From: Saeed Mahameed
Date: Tue Nov 21 2023 - 17:46:58 EST


On 21 Nov 14:18, David Ahern wrote:
On 11/21/23 1:04 PM, Saeed Mahameed wrote:
On 21 Nov 12:44, Jakub Kicinski wrote:
On Mon, 20 Nov 2023 23:06:19 -0800 Saeed Mahameed wrote:
high frequency diagnostic counters

So is it a debug driver or not a debug driver?


High frequency _diagnostic_ counters are a very useful tool for
debugging a high performance chip. So yes this is for diagnostics/debug.

Because I'm pretty sure some people want to have access to high freq
counters in production, across their fleet. What's worse David Ahern
has been pitching a way of exposing device counters which would be
common across netdev.
.

For context on the `what's worse ...` comment for those who have not
seen the netconf slides:
https://netdev.bots.linux.dev/netconf/2023/david.pdf

and I am having a hard time parsing Kuba's intent with that comment here
(knowing you did not like the pitch I made at netconf :-))



This is not netdev, this driver is to support ConnectX chips and SoCs
with any stack, netdev/rdma/vdpa/virtio and internal chip units and
acceleration engines, add to that ARM core diagnostics in case of
Blue-Field DPUs.
I am not looking for counting netdev ethernet packets in this driver.

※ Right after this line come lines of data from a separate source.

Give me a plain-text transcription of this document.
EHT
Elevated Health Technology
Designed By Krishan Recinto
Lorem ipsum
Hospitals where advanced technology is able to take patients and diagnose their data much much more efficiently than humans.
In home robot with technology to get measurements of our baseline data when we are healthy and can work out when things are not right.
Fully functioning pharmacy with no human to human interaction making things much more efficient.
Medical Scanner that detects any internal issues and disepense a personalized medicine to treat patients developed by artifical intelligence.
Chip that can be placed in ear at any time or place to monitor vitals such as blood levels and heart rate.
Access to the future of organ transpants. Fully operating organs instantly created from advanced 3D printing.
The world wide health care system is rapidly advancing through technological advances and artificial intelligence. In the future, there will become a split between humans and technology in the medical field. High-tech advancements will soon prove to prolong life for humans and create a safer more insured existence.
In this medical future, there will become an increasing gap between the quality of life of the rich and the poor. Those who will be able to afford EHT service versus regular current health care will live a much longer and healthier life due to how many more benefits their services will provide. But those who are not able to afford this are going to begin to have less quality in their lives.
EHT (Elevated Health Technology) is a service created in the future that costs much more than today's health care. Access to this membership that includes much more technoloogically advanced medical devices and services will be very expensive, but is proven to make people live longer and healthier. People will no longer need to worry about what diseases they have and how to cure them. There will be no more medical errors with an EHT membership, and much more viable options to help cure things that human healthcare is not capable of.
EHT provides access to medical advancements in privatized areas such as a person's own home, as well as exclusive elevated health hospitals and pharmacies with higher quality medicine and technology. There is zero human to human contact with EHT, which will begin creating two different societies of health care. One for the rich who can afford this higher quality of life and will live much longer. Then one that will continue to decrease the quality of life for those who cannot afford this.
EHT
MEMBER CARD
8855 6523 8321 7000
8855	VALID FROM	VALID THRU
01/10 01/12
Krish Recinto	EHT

I am also pretty sure David will also want an interface to access other
than netdev counters, to get more visibility on how a specific chip is
behaving.

yes, and h/w counters were part of the proposal. One thought is to
leverage userspace registered memory with the device vs mapping bar
space, but we have not moved beyond a theoretical discussion at this point.


Definite nack on this patch.

Based on what ?

It's a generic interface argument?


For this driver the diagnostic counters is only a small part of the debug
utilities the driver provides, so it is not fair to nak this patch based
on one use-case, we need this driver to also dump other stuff like
core dumps, FW contexts, internal objects, register dumps, resource dumps,
etc ..

This patch original purpose was to allow core dumps, since core dump can go
up to 2MB of memory, without this patch we won't have core dump ability
which is more important for debugging than diagnostic counters.

You can find more here:
https://github.com/saeedtx/mlx5ctl#mlx5ctl-userspace-linux-debug-utilities-for-mlx5-connectx-devices

For diagnostic counters we can continue the discussion to have a generic
interface I am all for it, but it's irrelevant for this submission.